総合スコアを最も押し上げたのは「業績インパクト」(+3)と「戦略的価値」(+3)の2軸である。売上26.0%増・純利益16.5%増は外食業界の人件費・食材高というコストプッシュ環境下では特筆すべき成果で、段階的価格改定(既存店+5.8%、全店+29.5%)と8工場体制・5物流センターの垂直統合によって達成された点が評価できる。戦略面では第3ブランド「元祖油堂」が23区内・空港・地方主要駅へ一気に拡張し、海外FCも東南アジア中心に15店舗稼働するなど、収益柱の多様化が進展した。 一方、「市場反応」は+1にとどめた。本開示は決算短信で既出の数値を有報・事業報告の形で再開示するもので、新規サプライズに乏しいためである。

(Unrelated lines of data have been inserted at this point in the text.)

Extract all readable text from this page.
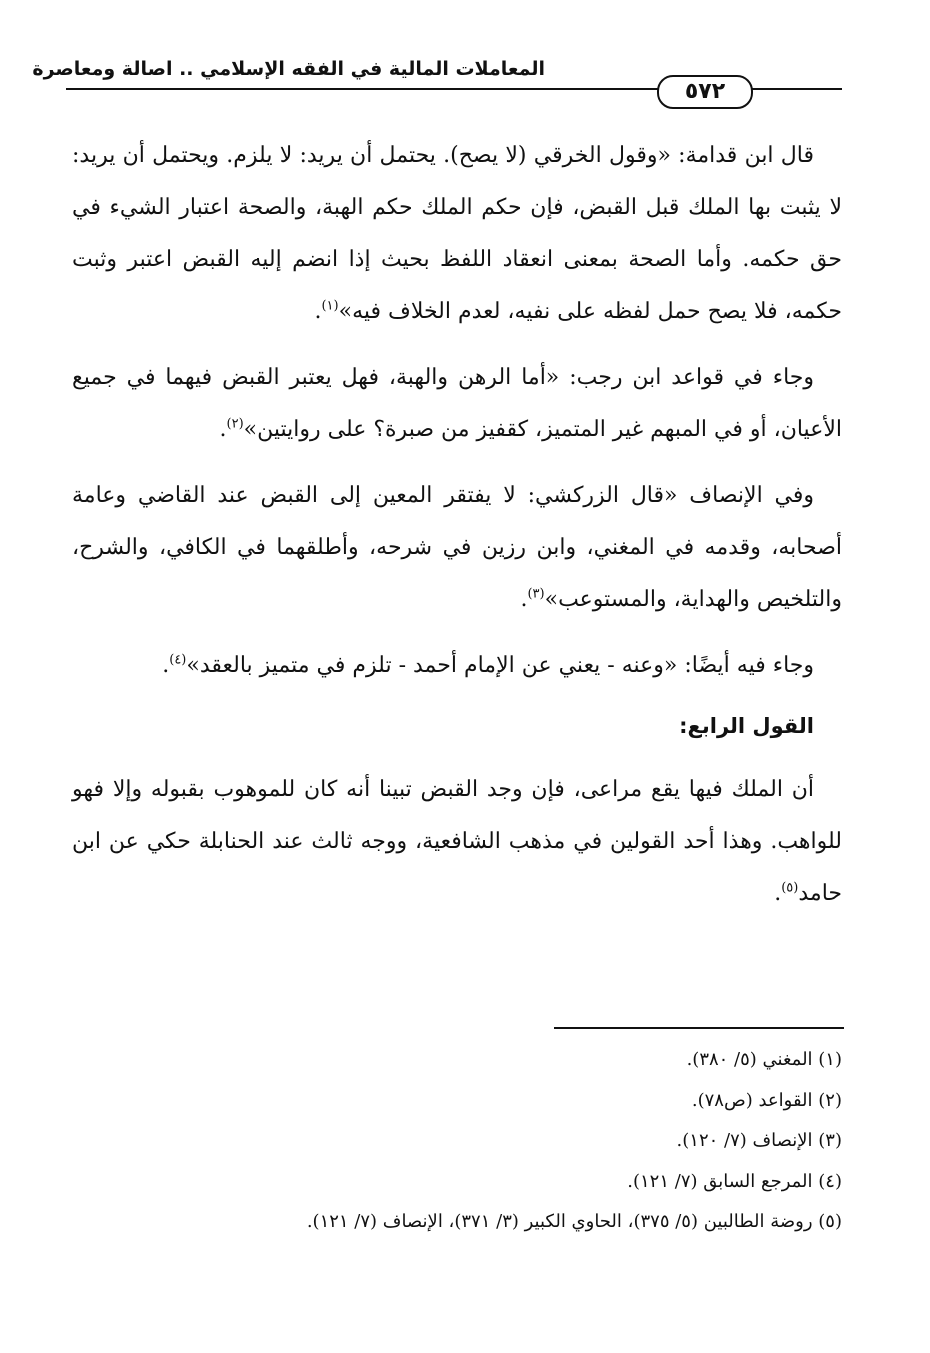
المعاملات المالية في الفقه الإسلامي .. اصالة ومعاصرة
٥٧٢

قال ابن قدامة: «وقول الخرقي (لا يصح). يحتمل أن يريد: لا يلزم. ويحتمل أن يريد: لا يثبت بها الملك قبل القبض، فإن حكم الملك حكم الهبة، والصحة اعتبار الشيء في حق حكمه. وأما الصحة بمعنى انعقاد اللفظ بحيث إذا انضم إليه القبض اعتبر وثبت حكمه، فلا يصح حمل لفظه على نفيه، لعدم الخلاف فيه»$^{(١)}$.

وجاء في قواعد ابن رجب: «أما الرهن والهبة، فهل يعتبر القبض فيهما في جميع الأعيان، أو في المبهم غير المتميز، كقفيز من صبرة؟ على روايتين»$^{(٢)}$.

وفي الإنصاف «قال الزركشي: لا يفتقر المعين إلى القبض عند القاضي وعامة أصحابه، وقدمه في المغني، وابن رزين في شرحه، وأطلقهما في الكافي، والشرح، والتلخيص والهداية، والمستوعب»$^{(٣)}$.

وجاء فيه أيضًا: «وعنه - يعني عن الإمام أحمد - تلزم في متميز بالعقد»$^{(٤)}$.

القول الرابع:

أن الملك فيها يقع مراعى، فإن وجد القبض تبينا أنه كان للموهوب بقبوله وإلا فهو للواهب. وهذا أحد القولين في مذهب الشافعية، ووجه ثالث عند الحنابلة حكي عن ابن حامد$^{(٥)}$.

(١) المغني (٥/ ٣٨٠).

(٢) القواعد (ص٧٨).

(٣) الإنصاف (٧/ ١٢٠).

(٤) المرجع السابق (٧/ ١٢١).

(٥) روضة الطالبين (٥/ ٣٧٥)، الحاوي الكبير (٣/ ٣٧١)، الإنصاف (٧/ ١٢١).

「ガバナンス・リスク」は0と判定した。社外取締役の入れ替わりは経営の質に直接影響しないものの、長期借入金5,798百万円への依存、人材確保競争の激化、米国関税・地政学リスクが残存しており、上振れ要因と下振れ要因が拮抗する。投資家が次に注視すべきは、2026年10月期の出店ガイダンスと既存店動向、年間22円配当の継続可否、海外FC15店舗のロイヤリティ収益本格貢献時期である。